Il ministro della società civile del Governo regionale curdo, George Mansur, mi ha proposto di fare una lunga passeggiata mattutina in uno dei giardini più belli di Erbil.
Il parco era praticamente deserto per il Ramadan, perciò le guardie del corpo lo hanno scortato solo fino ai cancelli. Ora con la formazione del nuovo governo Mansur lascerà il suo incarico. “Essere ministro è stata la cosa più bella di tutta la mia vita”, mi ha confidato. Il suo ministero, con solo dodici impiegati, era il più piccolo dell’esecutivo.
Mansur organizzava conferenze e veniva invitato a partecipare a degli incontri. L’altro giorno era un po’ triste perché sta per lasciare il suo lavoro. “Dovresti essere contento”, gli ho detto, “avrai una buona pensione e tanto tempo per leggere tutti i libri che non sei riuscito a leggere finora. Potresti perfino scrivere le tue memorie”.

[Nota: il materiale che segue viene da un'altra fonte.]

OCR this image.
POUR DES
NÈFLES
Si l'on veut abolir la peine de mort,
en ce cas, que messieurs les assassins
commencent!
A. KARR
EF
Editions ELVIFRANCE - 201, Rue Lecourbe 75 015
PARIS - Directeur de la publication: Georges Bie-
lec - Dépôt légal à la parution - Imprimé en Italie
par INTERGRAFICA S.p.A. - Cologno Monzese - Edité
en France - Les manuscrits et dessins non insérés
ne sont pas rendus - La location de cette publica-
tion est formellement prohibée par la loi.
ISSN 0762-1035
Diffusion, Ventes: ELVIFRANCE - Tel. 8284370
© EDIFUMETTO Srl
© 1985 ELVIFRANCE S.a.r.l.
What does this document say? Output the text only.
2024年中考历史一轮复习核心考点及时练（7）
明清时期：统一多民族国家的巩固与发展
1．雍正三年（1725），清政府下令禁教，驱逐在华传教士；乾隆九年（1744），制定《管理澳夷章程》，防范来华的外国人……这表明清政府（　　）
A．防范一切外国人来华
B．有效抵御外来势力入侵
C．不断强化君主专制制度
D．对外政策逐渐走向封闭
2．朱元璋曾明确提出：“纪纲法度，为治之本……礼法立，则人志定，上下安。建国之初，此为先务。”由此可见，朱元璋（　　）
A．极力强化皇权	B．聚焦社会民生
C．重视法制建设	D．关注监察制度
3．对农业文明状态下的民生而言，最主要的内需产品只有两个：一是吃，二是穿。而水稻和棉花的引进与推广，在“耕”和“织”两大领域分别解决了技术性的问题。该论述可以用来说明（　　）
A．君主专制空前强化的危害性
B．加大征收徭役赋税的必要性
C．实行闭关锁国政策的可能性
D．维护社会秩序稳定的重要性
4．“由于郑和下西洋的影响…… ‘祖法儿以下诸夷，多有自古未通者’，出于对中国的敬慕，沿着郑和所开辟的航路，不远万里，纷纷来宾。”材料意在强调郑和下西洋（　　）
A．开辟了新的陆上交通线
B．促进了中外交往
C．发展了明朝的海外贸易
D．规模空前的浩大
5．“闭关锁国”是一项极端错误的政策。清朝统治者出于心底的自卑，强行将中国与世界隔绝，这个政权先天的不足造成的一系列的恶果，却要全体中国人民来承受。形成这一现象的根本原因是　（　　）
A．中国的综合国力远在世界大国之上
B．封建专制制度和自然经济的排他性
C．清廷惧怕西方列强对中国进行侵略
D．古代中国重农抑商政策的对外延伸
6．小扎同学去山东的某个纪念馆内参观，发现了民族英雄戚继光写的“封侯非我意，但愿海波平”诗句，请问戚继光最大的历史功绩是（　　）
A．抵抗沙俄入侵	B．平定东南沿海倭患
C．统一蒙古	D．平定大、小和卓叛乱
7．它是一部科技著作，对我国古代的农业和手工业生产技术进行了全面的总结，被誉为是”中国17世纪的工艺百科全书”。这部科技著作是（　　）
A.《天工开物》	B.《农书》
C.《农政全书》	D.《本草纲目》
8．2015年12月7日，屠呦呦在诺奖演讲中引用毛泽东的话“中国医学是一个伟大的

Mentre camminavamo nel parco riflettevo su come il potere possa essere una droga. Mi chiedo se il ministro riuscirà a fare a meno delle sue guardie del corpo quando va in giro e dei suoi dodici collaboratori con cui faceva le riunioni settimanali. A fare a meno della segretaria che aspetta la sua firma o le sue indicazioni quotidiane. Riuscirà a dimenticare il protocollo e a comportarsi come un cittadino qualunque?